Generally, Silt and Clay data for both rock types are normally distributed. Conversely, Sand data in Basaltic rocks and BD data in both rock types are not normally distributed.

Charts (Graphs)

Here are general ways to interpret the Normal P-P Plot and Histogram:

  1. Normal P-P Plot: This plot is used to check if our data is normally distributed. In this plot, our data points are compared with a theoretical normal distribution. If our data is normally distributed, the points will closely follow the diagonal line.
  2. Histogram: This plot provides a general idea about the distribution of our data. We can identify the skewness and kurtosis visually by observing the shape of the plot.
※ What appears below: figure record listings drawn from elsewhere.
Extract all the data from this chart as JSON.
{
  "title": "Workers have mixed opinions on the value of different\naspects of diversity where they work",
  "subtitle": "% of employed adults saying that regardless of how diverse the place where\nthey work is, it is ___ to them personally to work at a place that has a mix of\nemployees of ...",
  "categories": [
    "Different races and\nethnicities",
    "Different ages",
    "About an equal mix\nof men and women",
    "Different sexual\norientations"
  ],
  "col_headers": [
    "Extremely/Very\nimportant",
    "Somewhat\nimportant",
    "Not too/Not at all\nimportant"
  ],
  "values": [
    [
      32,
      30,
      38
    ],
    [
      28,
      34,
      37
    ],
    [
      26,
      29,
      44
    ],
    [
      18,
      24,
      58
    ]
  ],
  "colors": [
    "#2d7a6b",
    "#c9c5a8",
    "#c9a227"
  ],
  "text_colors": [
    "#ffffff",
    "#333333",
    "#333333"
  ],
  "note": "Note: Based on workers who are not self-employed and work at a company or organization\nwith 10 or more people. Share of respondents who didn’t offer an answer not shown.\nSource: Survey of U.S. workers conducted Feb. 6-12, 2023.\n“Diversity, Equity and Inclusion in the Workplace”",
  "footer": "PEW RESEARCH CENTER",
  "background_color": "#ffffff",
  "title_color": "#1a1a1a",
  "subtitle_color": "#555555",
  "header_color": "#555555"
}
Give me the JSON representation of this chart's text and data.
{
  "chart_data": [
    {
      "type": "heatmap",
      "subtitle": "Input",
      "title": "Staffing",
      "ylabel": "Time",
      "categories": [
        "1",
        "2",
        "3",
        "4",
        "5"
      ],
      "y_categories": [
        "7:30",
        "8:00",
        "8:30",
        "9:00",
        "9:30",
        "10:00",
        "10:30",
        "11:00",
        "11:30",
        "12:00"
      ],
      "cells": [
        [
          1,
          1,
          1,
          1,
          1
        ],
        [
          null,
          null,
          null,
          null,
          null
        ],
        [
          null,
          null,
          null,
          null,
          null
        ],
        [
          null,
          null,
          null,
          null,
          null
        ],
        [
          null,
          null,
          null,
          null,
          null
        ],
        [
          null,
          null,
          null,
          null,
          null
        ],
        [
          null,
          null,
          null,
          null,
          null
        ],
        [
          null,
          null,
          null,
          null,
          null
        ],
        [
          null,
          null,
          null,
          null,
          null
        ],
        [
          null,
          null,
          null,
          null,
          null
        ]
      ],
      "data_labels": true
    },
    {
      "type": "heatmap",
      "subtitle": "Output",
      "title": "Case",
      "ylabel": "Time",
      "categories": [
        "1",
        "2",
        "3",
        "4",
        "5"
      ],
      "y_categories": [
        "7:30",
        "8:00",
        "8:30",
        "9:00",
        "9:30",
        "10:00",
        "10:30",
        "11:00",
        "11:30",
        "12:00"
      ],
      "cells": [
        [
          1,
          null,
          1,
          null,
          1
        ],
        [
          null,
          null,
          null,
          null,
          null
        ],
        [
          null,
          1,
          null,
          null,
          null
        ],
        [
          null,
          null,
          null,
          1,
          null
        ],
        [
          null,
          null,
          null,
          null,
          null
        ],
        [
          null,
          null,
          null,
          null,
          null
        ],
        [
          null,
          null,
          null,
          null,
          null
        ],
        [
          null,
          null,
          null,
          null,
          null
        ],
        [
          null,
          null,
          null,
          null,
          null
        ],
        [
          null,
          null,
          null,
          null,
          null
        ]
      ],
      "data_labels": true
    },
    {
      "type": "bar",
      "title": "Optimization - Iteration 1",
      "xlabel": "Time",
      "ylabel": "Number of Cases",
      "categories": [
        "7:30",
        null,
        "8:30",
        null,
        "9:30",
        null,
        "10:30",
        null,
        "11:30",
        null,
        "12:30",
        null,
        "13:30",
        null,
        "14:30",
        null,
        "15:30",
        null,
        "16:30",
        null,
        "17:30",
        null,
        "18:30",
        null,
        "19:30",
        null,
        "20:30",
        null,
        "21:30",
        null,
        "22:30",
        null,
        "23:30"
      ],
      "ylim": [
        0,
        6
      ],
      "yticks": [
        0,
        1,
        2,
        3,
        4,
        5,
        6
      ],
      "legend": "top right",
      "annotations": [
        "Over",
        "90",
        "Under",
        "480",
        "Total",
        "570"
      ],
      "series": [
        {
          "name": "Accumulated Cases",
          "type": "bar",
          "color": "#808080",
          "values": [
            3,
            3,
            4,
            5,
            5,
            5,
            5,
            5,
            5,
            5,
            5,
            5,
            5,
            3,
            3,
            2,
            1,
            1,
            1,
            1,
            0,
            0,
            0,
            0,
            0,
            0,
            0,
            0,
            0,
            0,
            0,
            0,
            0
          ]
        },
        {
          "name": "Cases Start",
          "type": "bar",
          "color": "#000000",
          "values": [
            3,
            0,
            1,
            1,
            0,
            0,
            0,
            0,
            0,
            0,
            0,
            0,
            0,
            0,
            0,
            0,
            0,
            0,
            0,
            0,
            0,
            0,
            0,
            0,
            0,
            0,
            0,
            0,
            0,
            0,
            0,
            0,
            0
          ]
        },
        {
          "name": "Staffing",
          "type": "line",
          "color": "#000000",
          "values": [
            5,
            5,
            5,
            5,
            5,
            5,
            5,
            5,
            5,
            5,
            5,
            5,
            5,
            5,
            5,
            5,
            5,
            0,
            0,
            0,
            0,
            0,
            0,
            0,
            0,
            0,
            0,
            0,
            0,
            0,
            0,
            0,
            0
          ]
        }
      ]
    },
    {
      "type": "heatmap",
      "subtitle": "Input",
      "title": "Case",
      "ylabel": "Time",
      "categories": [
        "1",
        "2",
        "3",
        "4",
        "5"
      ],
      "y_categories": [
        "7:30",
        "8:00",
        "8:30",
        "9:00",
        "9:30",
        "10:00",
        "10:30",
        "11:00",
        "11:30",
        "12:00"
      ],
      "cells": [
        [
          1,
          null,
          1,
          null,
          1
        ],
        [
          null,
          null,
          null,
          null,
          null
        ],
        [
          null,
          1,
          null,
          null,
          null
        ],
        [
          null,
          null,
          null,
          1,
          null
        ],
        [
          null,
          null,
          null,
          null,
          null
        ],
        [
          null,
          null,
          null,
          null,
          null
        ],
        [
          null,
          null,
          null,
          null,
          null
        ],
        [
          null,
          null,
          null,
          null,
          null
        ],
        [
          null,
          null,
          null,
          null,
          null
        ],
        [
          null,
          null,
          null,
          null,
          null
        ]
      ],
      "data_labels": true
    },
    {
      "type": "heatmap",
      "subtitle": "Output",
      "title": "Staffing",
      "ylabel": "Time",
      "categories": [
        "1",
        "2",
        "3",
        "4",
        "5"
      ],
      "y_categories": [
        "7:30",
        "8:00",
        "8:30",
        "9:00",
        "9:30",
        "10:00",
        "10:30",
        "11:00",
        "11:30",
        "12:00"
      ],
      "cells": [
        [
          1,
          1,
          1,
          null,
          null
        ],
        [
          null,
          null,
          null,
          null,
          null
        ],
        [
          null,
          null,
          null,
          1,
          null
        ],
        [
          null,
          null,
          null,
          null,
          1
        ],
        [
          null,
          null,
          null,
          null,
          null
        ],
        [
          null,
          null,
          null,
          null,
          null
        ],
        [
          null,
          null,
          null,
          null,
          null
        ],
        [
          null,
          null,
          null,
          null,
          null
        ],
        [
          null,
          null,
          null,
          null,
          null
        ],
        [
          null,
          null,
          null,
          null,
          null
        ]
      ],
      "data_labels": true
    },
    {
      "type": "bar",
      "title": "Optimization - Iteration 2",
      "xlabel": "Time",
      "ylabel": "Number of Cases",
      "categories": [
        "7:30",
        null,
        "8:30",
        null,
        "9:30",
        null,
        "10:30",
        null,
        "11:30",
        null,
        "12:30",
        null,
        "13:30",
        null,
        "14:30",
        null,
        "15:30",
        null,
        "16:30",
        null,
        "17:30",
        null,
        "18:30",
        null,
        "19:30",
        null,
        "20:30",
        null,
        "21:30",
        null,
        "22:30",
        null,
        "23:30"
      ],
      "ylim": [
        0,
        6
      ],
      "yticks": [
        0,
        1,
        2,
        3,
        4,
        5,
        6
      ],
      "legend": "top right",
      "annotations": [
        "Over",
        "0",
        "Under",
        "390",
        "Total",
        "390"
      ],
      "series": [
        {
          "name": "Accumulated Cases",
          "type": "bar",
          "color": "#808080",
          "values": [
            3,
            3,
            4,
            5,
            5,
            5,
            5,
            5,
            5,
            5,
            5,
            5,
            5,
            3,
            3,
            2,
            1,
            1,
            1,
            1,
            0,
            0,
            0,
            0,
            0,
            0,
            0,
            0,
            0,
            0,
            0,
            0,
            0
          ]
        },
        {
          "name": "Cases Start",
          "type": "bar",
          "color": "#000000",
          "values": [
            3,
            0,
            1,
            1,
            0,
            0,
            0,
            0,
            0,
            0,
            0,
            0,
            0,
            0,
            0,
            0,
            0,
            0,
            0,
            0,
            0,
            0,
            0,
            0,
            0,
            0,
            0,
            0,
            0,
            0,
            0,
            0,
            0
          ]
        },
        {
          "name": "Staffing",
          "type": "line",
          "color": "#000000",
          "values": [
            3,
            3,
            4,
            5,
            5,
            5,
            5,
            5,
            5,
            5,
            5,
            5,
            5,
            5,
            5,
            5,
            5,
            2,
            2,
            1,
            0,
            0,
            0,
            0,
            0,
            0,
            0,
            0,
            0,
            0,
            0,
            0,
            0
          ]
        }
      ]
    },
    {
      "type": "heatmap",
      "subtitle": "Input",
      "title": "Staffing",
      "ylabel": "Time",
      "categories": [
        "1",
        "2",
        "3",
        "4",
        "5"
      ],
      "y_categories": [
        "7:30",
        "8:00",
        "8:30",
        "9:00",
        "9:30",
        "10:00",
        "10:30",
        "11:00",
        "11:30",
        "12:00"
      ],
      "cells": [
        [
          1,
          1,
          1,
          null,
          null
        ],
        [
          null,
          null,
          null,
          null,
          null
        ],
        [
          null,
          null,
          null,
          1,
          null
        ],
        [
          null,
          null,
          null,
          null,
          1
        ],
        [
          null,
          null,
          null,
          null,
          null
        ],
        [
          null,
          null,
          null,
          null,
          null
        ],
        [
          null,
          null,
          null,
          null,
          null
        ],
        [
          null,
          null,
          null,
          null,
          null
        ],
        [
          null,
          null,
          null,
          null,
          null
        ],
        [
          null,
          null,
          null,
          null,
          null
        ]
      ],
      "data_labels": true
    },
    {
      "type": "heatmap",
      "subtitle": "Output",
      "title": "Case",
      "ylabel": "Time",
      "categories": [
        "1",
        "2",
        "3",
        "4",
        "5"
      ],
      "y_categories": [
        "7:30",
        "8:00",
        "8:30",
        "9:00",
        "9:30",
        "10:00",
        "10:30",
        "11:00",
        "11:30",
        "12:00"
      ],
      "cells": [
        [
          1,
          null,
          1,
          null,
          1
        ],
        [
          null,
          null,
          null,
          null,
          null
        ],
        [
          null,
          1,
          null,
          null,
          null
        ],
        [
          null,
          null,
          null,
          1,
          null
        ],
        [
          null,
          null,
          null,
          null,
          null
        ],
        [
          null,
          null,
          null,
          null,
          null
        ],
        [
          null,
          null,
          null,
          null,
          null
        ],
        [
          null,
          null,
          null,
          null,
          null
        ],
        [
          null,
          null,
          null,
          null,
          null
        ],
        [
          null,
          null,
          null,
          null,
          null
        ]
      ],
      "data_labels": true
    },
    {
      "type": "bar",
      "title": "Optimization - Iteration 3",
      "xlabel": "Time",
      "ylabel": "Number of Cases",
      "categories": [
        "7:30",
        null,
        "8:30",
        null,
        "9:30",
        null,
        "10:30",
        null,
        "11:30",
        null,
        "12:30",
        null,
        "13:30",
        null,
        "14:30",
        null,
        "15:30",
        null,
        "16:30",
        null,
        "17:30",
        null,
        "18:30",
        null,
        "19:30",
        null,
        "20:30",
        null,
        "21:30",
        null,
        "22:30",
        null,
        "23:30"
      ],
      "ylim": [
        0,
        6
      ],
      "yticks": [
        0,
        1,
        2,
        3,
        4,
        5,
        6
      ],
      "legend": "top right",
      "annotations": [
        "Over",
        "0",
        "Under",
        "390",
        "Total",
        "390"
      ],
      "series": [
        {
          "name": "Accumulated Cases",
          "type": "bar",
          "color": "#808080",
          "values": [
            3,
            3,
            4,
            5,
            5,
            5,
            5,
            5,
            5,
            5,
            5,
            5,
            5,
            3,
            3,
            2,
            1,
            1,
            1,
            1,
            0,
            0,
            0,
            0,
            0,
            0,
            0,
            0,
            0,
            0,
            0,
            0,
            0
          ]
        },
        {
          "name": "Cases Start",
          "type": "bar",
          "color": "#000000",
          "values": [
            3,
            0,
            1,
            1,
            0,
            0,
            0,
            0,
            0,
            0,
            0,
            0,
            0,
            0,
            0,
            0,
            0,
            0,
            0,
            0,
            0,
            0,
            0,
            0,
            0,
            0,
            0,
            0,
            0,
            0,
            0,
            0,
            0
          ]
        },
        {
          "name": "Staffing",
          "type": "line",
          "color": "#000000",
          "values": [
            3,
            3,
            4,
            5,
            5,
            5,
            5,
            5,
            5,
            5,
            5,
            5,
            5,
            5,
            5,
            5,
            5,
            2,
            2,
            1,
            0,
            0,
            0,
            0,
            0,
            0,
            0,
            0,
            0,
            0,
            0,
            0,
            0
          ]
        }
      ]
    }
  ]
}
A symmetric plot indicates that the data are normally distributed.

When reviewing the charts, Sand and BD data for both rock types show a considerable deviation from the diagonal line in the Normal P-P Plot, suggesting they are not normally distributed. On the other hand, the Silt and Clay data points closely follow the diagonal line, indicating they are normally distributed.

Conclusion

In summary, the Descriptive Statistical Analysis indicates that Basaltic rocks tend to have higher Silt and BD content compared to Andesitic rocks, while Andesitic rocks have higher Sand content. Normality tests suggest that Silt and Clay data for both rock types are normally distributed, while Sand and BD data are not.

This analysis is crucial for further hypothesis testing or inferential statistical analysis. It helps to identify which variables are normally distributed and which are not, thereby aiding in the selection of appropriate statistical methods.